The search engine has some kinks to work out--when I tried to research garlic, HealthBase treated it not merely as a treatment but also as a complication, showing "causes of garlic" and "treatments for garlic."

HealthBase seems to have a few kinks to work out, like treating the search term garlic as a condition instead of treatment. Screenshot by Elizabeth Armstrong Moore/CNET

But Tellefsen acknowledged by telephone Tuesday that I am not, as a layperson, the target market:

"We see a lot of applications, but this is really a showcase of what is possible to do with our technology. We picked health because it is such an incredible information-overload space; 8 million people per day use the Internet to search on health information.
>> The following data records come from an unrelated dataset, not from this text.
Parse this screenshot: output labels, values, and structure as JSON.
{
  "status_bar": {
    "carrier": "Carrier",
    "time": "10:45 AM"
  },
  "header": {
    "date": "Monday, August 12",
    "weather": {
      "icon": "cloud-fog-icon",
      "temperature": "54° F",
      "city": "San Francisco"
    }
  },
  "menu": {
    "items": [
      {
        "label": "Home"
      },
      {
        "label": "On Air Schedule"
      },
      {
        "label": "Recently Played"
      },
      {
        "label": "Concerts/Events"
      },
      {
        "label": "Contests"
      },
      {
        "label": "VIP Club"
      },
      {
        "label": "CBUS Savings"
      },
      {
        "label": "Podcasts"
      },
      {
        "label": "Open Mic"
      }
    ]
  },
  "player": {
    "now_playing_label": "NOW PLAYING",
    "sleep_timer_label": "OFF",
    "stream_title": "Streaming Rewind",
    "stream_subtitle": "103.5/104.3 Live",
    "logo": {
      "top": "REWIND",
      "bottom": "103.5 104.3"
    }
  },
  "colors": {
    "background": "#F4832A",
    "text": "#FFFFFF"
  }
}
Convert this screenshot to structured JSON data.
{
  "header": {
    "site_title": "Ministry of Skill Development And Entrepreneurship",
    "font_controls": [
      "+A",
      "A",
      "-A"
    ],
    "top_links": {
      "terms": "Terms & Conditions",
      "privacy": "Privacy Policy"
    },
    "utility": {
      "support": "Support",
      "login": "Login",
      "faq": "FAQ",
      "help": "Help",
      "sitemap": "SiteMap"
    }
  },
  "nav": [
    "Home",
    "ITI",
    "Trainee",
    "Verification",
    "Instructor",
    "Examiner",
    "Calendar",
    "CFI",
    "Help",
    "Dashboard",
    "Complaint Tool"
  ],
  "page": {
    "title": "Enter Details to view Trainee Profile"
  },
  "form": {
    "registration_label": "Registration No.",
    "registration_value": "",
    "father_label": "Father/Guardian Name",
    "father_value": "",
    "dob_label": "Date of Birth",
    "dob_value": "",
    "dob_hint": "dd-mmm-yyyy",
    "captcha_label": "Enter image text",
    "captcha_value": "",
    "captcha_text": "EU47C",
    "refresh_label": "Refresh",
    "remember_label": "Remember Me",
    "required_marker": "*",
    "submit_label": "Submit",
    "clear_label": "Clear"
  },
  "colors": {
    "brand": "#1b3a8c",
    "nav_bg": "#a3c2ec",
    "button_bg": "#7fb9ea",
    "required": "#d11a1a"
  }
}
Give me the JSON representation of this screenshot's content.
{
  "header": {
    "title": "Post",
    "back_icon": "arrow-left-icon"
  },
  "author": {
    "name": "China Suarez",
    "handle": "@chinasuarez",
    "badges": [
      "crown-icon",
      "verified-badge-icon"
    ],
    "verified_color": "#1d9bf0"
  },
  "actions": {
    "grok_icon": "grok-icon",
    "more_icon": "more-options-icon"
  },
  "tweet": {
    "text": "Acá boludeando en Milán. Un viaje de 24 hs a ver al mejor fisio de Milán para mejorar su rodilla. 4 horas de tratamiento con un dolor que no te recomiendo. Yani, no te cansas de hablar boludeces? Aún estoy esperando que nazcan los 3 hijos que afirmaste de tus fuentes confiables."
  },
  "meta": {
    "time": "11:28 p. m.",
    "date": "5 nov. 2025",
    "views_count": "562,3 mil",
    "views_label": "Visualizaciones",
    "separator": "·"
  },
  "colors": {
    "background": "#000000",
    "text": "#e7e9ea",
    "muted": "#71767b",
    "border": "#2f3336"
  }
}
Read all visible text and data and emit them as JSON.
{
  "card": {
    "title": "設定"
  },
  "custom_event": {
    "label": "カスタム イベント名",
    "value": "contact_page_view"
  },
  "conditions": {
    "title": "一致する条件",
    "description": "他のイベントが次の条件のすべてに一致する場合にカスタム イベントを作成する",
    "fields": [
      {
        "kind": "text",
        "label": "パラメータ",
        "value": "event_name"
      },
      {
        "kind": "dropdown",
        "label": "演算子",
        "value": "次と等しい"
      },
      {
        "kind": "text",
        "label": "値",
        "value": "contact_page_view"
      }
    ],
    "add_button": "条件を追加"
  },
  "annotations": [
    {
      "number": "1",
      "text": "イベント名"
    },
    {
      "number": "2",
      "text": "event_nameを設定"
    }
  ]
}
It's something that is very important for people.... But our end customers today are really health publishers and portal providers we'd like to provide information to."

NetBase already boasts several Fortune 500 clients, not to mention the federal government. Having built HealthBase in just two weeks (which is somewhat self-evident), and with plans to quadruple the amount of information it mines, I see tremendous potential here. It already has an edge on Google, although for how long remains to be seen.

Meanwhile, anyone looking for additional information after a doctor's visit, or perhaps in lieu of one (who really wants to see the doc about erectile dysfunction, as Tellefsen points out), HealthBase is your oyster--a search term, by the way, that is neither a condition nor a treatment, at least as of yet.